• benim ortaokul yillarima damgasini vurmus bir soylemdi bu.
    hocalar, ilgililer bilgililer israrla soz biriligi etmiscesine bunu empoze etmeye calisirlardi.
    "futbol oynamayin, sevmeyin de, basketbol oynatin sor olun prens olun, arsiduk olun." diye basimizin etini yerler, bu konuda futbol neden kotu kompozisyonlari yazdirirlardi.
    o kompozisyonlarda sahane mantik urunleri de cikardi.
    vay efenim basketbol oynayanlarda zeka seviyesi yuksek, universiutesi diplomasi orani tekmil, futbolcular gerzek gotu boklu, cuku kalkmiyo diye sagli sollu girisirlerdi futbola.
    ne oldu peki?
    bu kompozisyonlari yazanlar, abi futbol amele sporu lafini molten basketbol topu ustune kaziyanlar baklavasina hali saha macinda en cok baklava yiyen, galatasaray zaferlerinde en yuksege ziplayanlar oldu.

    ben ne anladim bu zoraki basketbol iyi futbol kotu argumanindan.
    ikisi iyi olsa, futbolcu da universite mezunu oldurulsa olmuyor mu?

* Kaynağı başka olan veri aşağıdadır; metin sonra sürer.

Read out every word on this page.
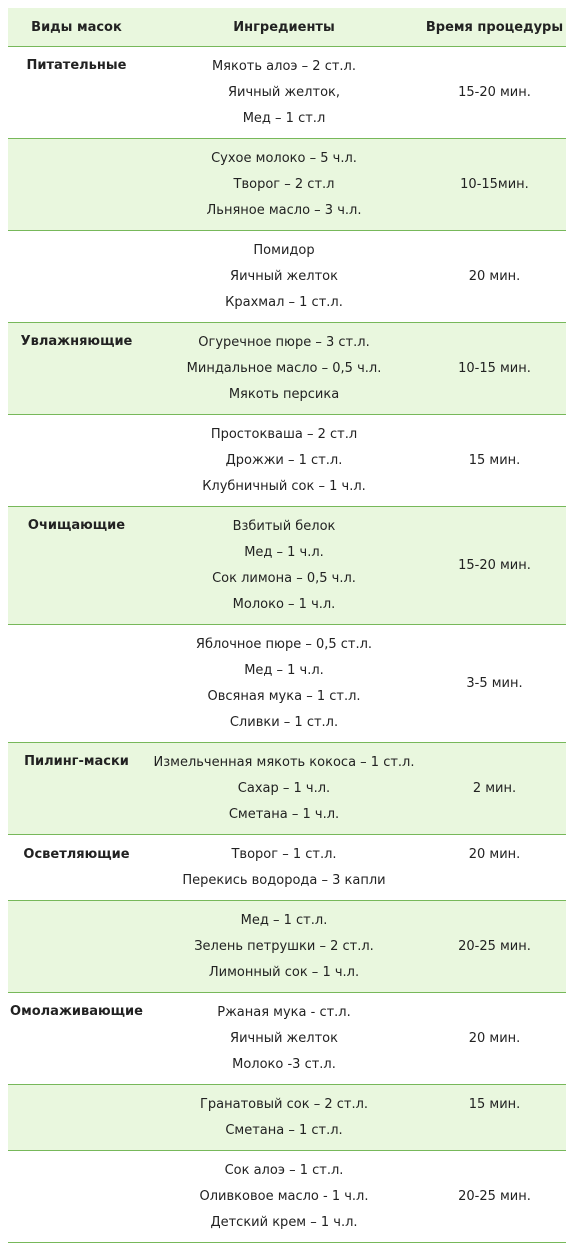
Виды масок	Ингредиенты	Время процедуры
Питательные	Мякоть алоэ – 2 ст.л.
Яичный желток,
Мед – 1 ст.л	15-20 мин.

	Сухое молоко – 5 ч.л.
Творог – 2 ст.л
Льняное масло – 3 ч.л.	10-15мин.

	Помидор
Яичный желток
Крахмал – 1 ст.л.	20 мин.
Увлажняющие	Огуречное пюре – 3 ст.л.
Миндальное масло – 0,5 ч.л.
Мякоть персика	10-15 мин.

	Простокваша – 2 ст.л
Дрожжи – 1 ст.л.
Клубничный сок – 1 ч.л.	15 мин.
Очищающие	Взбитый белок
Мед – 1 ч.л.
Сок лимона – 0,5 ч.л.
Молоко – 1 ч.л.	15-20 мин.

	Яблочное пюре – 0,5 ст.л.
Мед – 1 ч.л.
Овсяная мука – 1 ст.л.
Сливки – 1 ст.л.	3-5 мин.
Пилинг-маски	Измельченная мякоть кокоса – 1 ст.л.
Сахар – 1 ч.л.
Сметана – 1 ч.л.	2 мин.
Осветляющие	Творог – 1 ст.л.
Перекись водорода – 3 капли	20 мин.

	Мед – 1 ст.л.
Зелень петрушки – 2 ст.л.
Лимонный сок – 1 ч.л.	20-25 мин.
Омолаживающие	Ржаная мука - ст.л.
Яичный желток
Молоко -3 ст.л.	20 мин.

	Гранатовый сок – 2 ст.л.
Сметана – 1 ст.л.	15 мин.

	Сок алоэ – 1 ст.л.
Оливковое масло - 1 ч.л.
Детский крем – 1 ч.л.	20-25 мин.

    essek kafalilik baska bisi degil.
  • hangi takimi tutuyosun dediklerinde ulkerspor u efes i diyen dallamalar bile uremisti bu gaz akimina kapilip.baskette ulker, futbolda su desen olmuyo muydu?
    hangi sporda diye duzeltsen olmuyor muydu?
    neye karsi birtavirdi futbol u yermek?
    basketbol beyaz turklk alameti miydi? amerikanlasma sembolu muydu?
    501 mi idi?

    bende mantiksiz inadina bir giciklik burumus baskete bok atma sevdasina kapilmistim o donem, ne oldu salakmisim dedim perde cektim ustune, ama gidin bakin hala her firsatta "basketbol oynayanin hali bi baska tabi" diyen kusagimdan insan gorursunuz.
  • kisin futbol antremanindan (ozellikle amator futbol) cikan birisiyle basketbol antremanindan cikan birisini karsilastirdiginizda one surulecek tez. basketbolcu ustu kapali, sicak bir salonda calismistir az sonra dusunu alacaktir.futbolcu ise karda camurda yuvarlanmis, agzi burnu camur dolmustur. iki sporcuyu yanyana koydugunuzda tez kesinlik kazanir.
  • futbolcularin genelde cirkin (bkz: erkek guzeli ali eren) ve basketbolcularin nispeten daha eli yuzu duzgun olmasi yuzunden (bkz: ibrahim kutluay) yurdumda yayilmi$ bir inanc olma ihtimali fazla.
  • ah ki ah ben nerden bileydim ortaokuldaki kompozisyon metnini ve birikimini buraya tasiyan insanlarin hala yasadigini? oyle oldugunu bileydim acmazdim dedirten baslik.
    nisbi olarak bir takim pahali spor onculu uzerinden amele ya da degil saptamalari getirilmisse de hillside da golf oynayan ne ameleler, plajda terlikten kale yapip oynayan ne profesorler, ordinaryuslar gordum diyorum.(ayrica ciddi olarak ele alindiginda en pahali futbol organizasyonunun en pahali basketbol organizasyonuna fersah fersah fark atacagini, ciddi anlamda cim saha maintenanceinin, parke ve kapali saha maintanenceindan daha pahali oldugunu bildirmeyi kendime gorev bilirim.ha futbol daha fazla para gerektiriyor diye amele sporu degildir, yanlis saptamadir diyecek kadar da insani, sporu dolara endekslemedim)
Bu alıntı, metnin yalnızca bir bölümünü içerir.